A mesma funcionária da cozinha do dia anterior serviu o café da manhã de Eduarda:
— Senhora, por favor, sirva-se.
Eduarda respondeu com um sorriso caloroso:
— Obrigada.
Eduarda tomou alguns goles lentos de suco natural espremido na hora, antes de começar a comer o delicado café da manhã aos poucos.
A funcionária percebeu que Eduarda parecia um pouco distraída, então tentou puxar assunto para criar proximidade.
A funcionária perguntou:
— Senhora, o sabor do café da manhã está do seu agrado?
Eduarda respondeu sorrindo:
— Está bom.
A funcionária bateu palmas levemente e disse:
— Que bom! Isso foi um pedido especial do senhor. Do mesmo jeito que a senhora pensa no bem-estar dele, o senhor também se preocupa com a senhora. Foi ele quem pediu tudo isso.
Eduarda baixou os olhos para a refeição à sua frente, entendendo por que algumas coisas estavam diferentes do habitual.
Era por causa de Cícero.
Hã...
Eduarda não pensou muito a respeito, nem disse mais nada à funcionária, apenas continuou a comer.
Arthur tinha acabado de acordar naquele momento e desceu as escadas também se preparando para comer.

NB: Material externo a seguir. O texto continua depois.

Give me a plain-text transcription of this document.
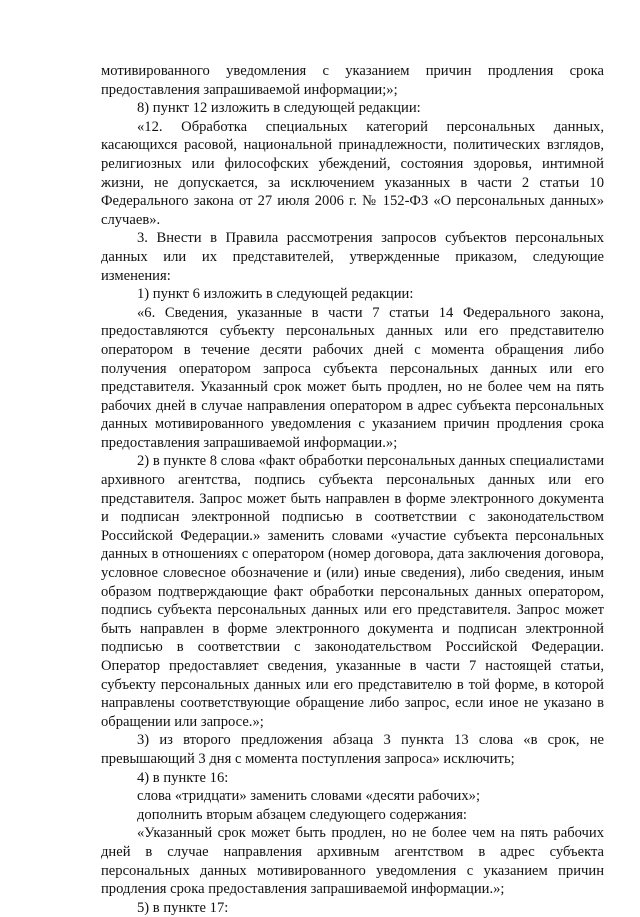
мотивированного уведомления с указанием причин продления срока предоставления запрашиваемой информации;»;

8) пункт 12 изложить в следующей редакции:

«12. Обработка специальных категорий персональных данных, касающихся расовой, национальной принадлежности, политических взглядов, религиозных или философских убеждений, состояния здоровья, интимной жизни, не допускается, за исключением указанных в части 2 статьи 10 Федерального закона от 27 июля 2006 г. № 152-ФЗ «О персональных данных» случаев».

3. Внести в Правила рассмотрения запросов субъектов персональных данных или их представителей, утвержденные приказом, следующие изменения:

1) пункт 6 изложить в следующей редакции:

«6. Сведения, указанные в части 7 статьи 14 Федерального закона, предоставляются субъекту персональных данных или его представителю оператором в течение десяти рабочих дней с момента обращения либо получения оператором запроса субъекта персональных данных или его представителя. Указанный срок может быть продлен, но не более чем на пять рабочих дней в случае направления оператором в адрес субъекта персональных данных мотивированного уведомления с указанием причин продления срока предоставления запрашиваемой информации.»;

2) в пункте 8 слова «факт обработки персональных данных специалистами архивного агентства, подпись субъекта персональных данных или его представителя. Запрос может быть направлен в форме электронного документа и подписан электронной подписью в соответствии с законодательством Российской Федерации.» заменить словами «участие субъекта персональных данных в отношениях с оператором (номер договора, дата заключения договора, условное словесное обозначение и (или) иные сведения), либо сведения, иным образом подтверждающие факт обработки персональных данных оператором, подпись субъекта персональных данных или его представителя. Запрос может быть направлен в форме электронного документа и подписан электронной подписью в соответствии с законодательством Российской Федерации. Оператор предоставляет сведения, указанные в части 7 настоящей статьи, субъекту персональных данных или его представителю в той форме, в которой направлены соответствующие обращение либо запрос, если иное не указано в обращении или запросе.»;

3) из второго предложения абзаца 3 пункта 13 слова «в срок, не превышающий 3 дня с момента поступления запроса» исключить;

4) в пункте 16:

слова «тридцати» заменить словами «десяти рабочих»;

дополнить вторым абзацем следующего содержания:

«Указанный срок может быть продлен, но не более чем на пять рабочих дней в случае направления архивным агентством в адрес субъекта персональных данных мотивированного уведомления с указанием причин продления срока предоставления запрашиваемой информации.»;

5) в пункте 17:
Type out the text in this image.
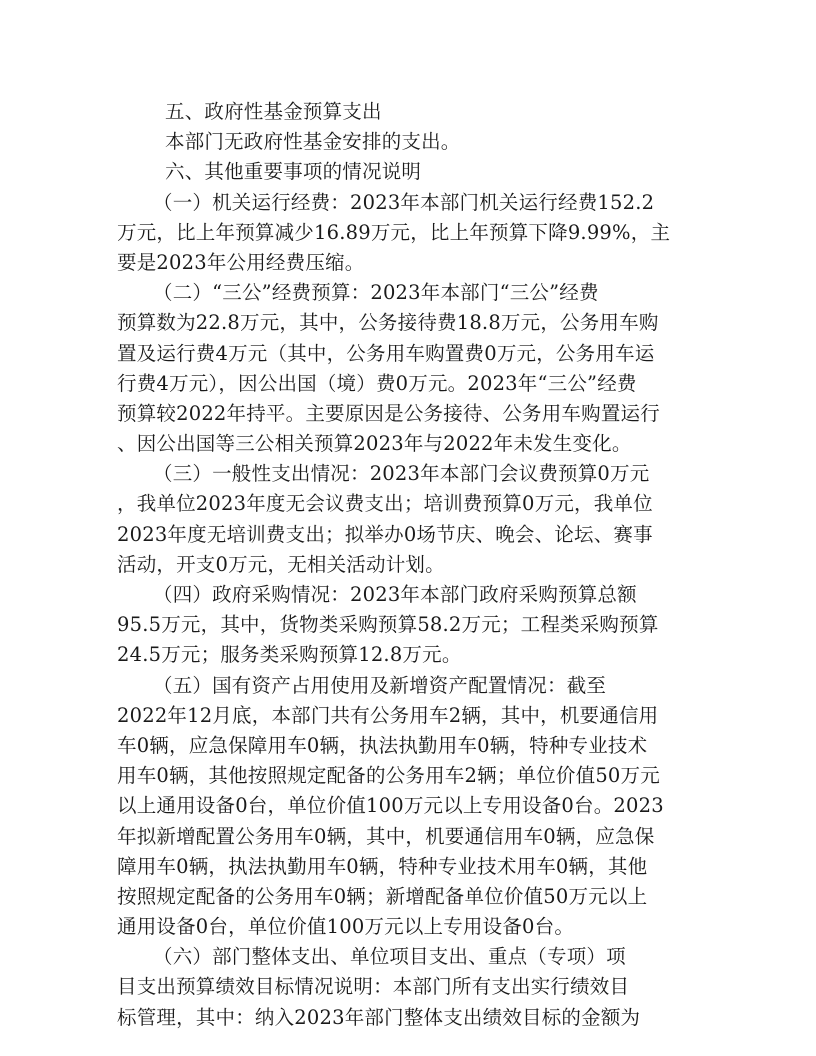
五、政府性基金预算支出
本部门无政府性基金安排的支出。
六、其他重要事项的情况说明
（一）机关运行经费：2023年本部门机关运行经费152.2
万元，比上年预算减少16.89万元，比上年预算下降9.99%，主
要是2023年公用经费压缩。
（二）“三公”经费预算：2023年本部门“三公”经费
预算数为22.8万元，其中，公务接待费18.8万元，公务用车购
置及运行费4万元（其中，公务用车购置费0万元，公务用车运
行费4万元），因公出国（境）费0万元。2023年“三公”经费
预算较2022年持平。主要原因是公务接待、公务用车购置运行
、因公出国等三公相关预算2023年与2022年未发生变化。
（三）一般性支出情况：2023年本部门会议费预算0万元
，我单位2023年度无会议费支出；培训费预算0万元，我单位
2023年度无培训费支出；拟举办0场节庆、晚会、论坛、赛事
活动，开支0万元，无相关活动计划。
（四）政府采购情况：2023年本部门政府采购预算总额
95.5万元，其中，货物类采购预算58.2万元；工程类采购预算
24.5万元；服务类采购预算12.8万元。
（五）国有资产占用使用及新增资产配置情况：截至
2022年12月底，本部门共有公务用车2辆，其中，机要通信用
车0辆，应急保障用车0辆，执法执勤用车0辆，特种专业技术
用车0辆，其他按照规定配备的公务用车2辆；单位价值50万元
以上通用设备0台，单位价值100万元以上专用设备0台。2023
年拟新增配置公务用车0辆，其中，机要通信用车0辆，应急保
障用车0辆，执法执勤用车0辆，特种专业技术用车0辆，其他
按照规定配备的公务用车0辆；新增配备单位价值50万元以上
通用设备0台，单位价值100万元以上专用设备0台。
（六）部门整体支出、单位项目支出、重点（专项）项
目支出预算绩效目标情况说明：本部门所有支出实行绩效目
标管理，其中：纳入2023年部门整体支出绩效目标的金额为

Ao ver que Eduarda estava ali, caminhou até ela com muita alegria.
O rostinho de Arthur estava cheio de sorrisos, muito adorável:
— Bom dia, mamãe!
Eduarda acariciou o rosto dele:
— Bom dia, Arthur. Vamos comer.
Eduarda pediu à funcionária que trouxesse uma porção para Arthur, e ele sentou-se à mesa, esperando em silêncio.
Arthur inclinou a cabeça, olhou para ela e perguntou num sussurro misterioso:
— Mamãe, eu vi uma coisa ontem à noite.
Arthur levantou o rosto sorridente e insistiu:
— Não vi, não! Eu vi muito bem. O papai estava super feliz, eu quase nunca vi ele tão contente assim.
Enquanto Arthur falava, sentiu alguém bagunçar o topo de sua cabeça. Ao se virar, viu Cícero de pé atrás dele, aproximando-se.
Cícero perguntou em um tom suave:
— Sobre o que estão falando com tanta alegria?
Cícero deu a volta na mesa e sentou-se de frente para Eduarda.
Eduarda olhou para ele; ele devia ter acabado de voltar do exercício matinal, tomado banho e colocado roupas confortáveis em tons pastéis, parecendo muito mais casual e relaxado que o normal.
Arthur falou animado:
— Papai! Eu estava dizendo agora mesmo que você parecia muito feliz quando saiu do quarto da mamãe ontem, mas ela não quis acreditar! Ajuda a provar que é verdade, papai.
Cícero olhou para o filho, depois para Eduarda, e finalmente respondeu:
— O que o Arthur disse é verdade.
Essa frase foi direcionada a Eduarda.